Tourists can expect to pay between 100 yuan (US$16.30) and 200 yuan at more than half of China’s 171 5A (the highest grade) attractions. About a dozen will charge more than 200 yuan.
China allows scenic spots to raise prices every three years after holding public hearings.
Shanghai has three top-rated attractions — the Oriental Pearl TV Tower, Shanghai Wildlife Park and the Shanghai Science and Technology Museum — but prices are not going up this year. Visitors to the first two will pay at least 100 yuan for admission while entrance to the museum is 60 yuan.
Among those raising prices are Yulong Mountain in Yunnan Province and the Danxia Mountain scenic area in Guangdong Province.
The entrance fee at Yulong Mountain went up in May from 105 yuan to 130 yuan. Admission at Danxia Mountain went up to 200 yuan from 160 yuan this month.
Zhang Wenbin, deputy general manager of the Danxia Mountain Tourism Investment and Operation Co, said it spent 150 million yuan in qualifying for 5A status and was in deficit despite financial support from the government.
A report by China News Service said it was common for scenic sites to raise entry fees before long holidays but this triggered widespread complaints from tourists who said trips were becoming more and more unaffordable.

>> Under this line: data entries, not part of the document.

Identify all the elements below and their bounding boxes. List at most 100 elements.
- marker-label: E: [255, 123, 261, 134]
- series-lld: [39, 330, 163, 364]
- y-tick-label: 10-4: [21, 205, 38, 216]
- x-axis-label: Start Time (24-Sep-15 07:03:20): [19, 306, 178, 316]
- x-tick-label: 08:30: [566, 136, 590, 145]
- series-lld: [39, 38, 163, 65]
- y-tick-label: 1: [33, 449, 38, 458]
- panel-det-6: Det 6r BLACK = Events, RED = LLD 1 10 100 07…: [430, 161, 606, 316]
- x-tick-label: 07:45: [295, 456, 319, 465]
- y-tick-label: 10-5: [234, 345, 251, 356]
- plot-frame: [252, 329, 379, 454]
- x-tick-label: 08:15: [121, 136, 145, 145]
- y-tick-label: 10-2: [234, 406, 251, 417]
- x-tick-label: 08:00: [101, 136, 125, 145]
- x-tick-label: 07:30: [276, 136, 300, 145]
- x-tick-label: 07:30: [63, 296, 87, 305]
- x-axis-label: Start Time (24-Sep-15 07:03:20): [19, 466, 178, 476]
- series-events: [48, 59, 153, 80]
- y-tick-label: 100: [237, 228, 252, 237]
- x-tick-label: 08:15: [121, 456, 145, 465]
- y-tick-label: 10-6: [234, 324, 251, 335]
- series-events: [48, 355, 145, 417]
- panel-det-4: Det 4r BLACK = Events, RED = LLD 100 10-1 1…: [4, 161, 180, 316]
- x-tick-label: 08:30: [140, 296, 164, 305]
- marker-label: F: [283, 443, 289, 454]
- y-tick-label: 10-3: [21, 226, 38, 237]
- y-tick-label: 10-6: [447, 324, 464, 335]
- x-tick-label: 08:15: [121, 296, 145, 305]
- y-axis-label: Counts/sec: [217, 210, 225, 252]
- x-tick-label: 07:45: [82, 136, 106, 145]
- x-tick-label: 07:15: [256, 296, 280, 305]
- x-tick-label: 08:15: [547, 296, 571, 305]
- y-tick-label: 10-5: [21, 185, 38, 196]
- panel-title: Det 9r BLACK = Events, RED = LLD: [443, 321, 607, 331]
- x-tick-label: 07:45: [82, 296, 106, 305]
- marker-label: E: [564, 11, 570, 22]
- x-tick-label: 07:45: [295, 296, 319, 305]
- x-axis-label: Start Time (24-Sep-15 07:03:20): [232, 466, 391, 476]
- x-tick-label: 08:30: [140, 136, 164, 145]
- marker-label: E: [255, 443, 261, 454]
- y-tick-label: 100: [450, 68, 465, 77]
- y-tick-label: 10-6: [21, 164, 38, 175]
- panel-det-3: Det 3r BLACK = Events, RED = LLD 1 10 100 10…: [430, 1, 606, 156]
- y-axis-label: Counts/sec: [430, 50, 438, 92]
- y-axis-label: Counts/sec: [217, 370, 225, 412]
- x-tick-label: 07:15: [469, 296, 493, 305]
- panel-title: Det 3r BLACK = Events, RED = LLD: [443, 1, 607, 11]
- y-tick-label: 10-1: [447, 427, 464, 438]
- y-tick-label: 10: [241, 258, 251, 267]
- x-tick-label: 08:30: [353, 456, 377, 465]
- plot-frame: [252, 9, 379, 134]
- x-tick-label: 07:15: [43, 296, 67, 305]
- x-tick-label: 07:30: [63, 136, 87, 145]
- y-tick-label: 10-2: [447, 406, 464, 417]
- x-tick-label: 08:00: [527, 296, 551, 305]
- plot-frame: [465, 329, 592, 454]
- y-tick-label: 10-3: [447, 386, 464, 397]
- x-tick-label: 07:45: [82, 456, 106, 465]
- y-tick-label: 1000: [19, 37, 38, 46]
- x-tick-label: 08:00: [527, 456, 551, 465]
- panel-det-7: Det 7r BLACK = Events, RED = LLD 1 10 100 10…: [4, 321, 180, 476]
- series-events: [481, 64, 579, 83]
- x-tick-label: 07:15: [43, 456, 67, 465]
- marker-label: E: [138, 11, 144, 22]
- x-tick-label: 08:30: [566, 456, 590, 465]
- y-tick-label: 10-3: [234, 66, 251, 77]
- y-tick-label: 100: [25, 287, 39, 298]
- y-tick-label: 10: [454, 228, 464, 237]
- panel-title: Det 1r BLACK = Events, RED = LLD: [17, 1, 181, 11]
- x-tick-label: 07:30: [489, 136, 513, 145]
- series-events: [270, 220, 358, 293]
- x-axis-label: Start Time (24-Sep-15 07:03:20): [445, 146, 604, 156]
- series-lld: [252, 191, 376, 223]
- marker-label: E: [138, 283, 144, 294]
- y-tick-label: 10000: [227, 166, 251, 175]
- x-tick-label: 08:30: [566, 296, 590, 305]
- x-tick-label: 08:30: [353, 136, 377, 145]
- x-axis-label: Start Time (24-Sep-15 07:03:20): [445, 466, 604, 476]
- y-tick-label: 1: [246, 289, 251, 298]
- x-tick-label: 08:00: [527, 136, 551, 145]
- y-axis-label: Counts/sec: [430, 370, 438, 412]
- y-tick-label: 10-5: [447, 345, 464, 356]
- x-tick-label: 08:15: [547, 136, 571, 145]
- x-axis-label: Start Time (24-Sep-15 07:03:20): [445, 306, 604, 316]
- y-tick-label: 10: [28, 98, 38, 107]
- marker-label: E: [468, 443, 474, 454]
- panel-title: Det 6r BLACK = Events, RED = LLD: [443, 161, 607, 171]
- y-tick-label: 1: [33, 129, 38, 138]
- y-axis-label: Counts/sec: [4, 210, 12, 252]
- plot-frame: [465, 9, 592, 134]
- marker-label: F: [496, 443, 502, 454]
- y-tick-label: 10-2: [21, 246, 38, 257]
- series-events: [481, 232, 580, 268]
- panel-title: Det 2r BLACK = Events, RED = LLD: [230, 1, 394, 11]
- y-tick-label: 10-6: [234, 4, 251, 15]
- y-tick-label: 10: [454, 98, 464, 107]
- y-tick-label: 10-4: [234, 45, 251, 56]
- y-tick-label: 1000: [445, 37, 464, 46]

The Shipuxia scenic area in Baoding, a city in north China’s Hebei Province, raised its ticket price from 35 yuan to 50 yuan this month and the Cangshan Mountain area in south China’s Yunnan Province added 10 yuan to its tickets in July.
The same month, Suzhou’s Zhuozheng Garden (The Humble Administrator’s Garden) raised prices to 90 yuan from 70 yuan.
In August, the Sanxia Waterfall scenic area in central China’s Hubei Province hosted a hearing to discuss plans to raise prices 98 yuan per person to 128 or 130 yuan.
Be reasonable
Liu Simin, of the Chinese Academy of Social Sciences’s tourism research center, said authorities should set a pricing mechanism for scenic spots based on cost and reasonable profit and should be ordered to release financial statements for review by a third party on a regular basis.
Liu said scenic spots relied too much on ticket sales and local governments should work out other solutions such as creating a tourism industry chain and developing related industries.
A rise in air ticket prices hasn’t dampened demand for travel. On some routes, the only seats left available are business and first-class, travel agencies in Shanghai said.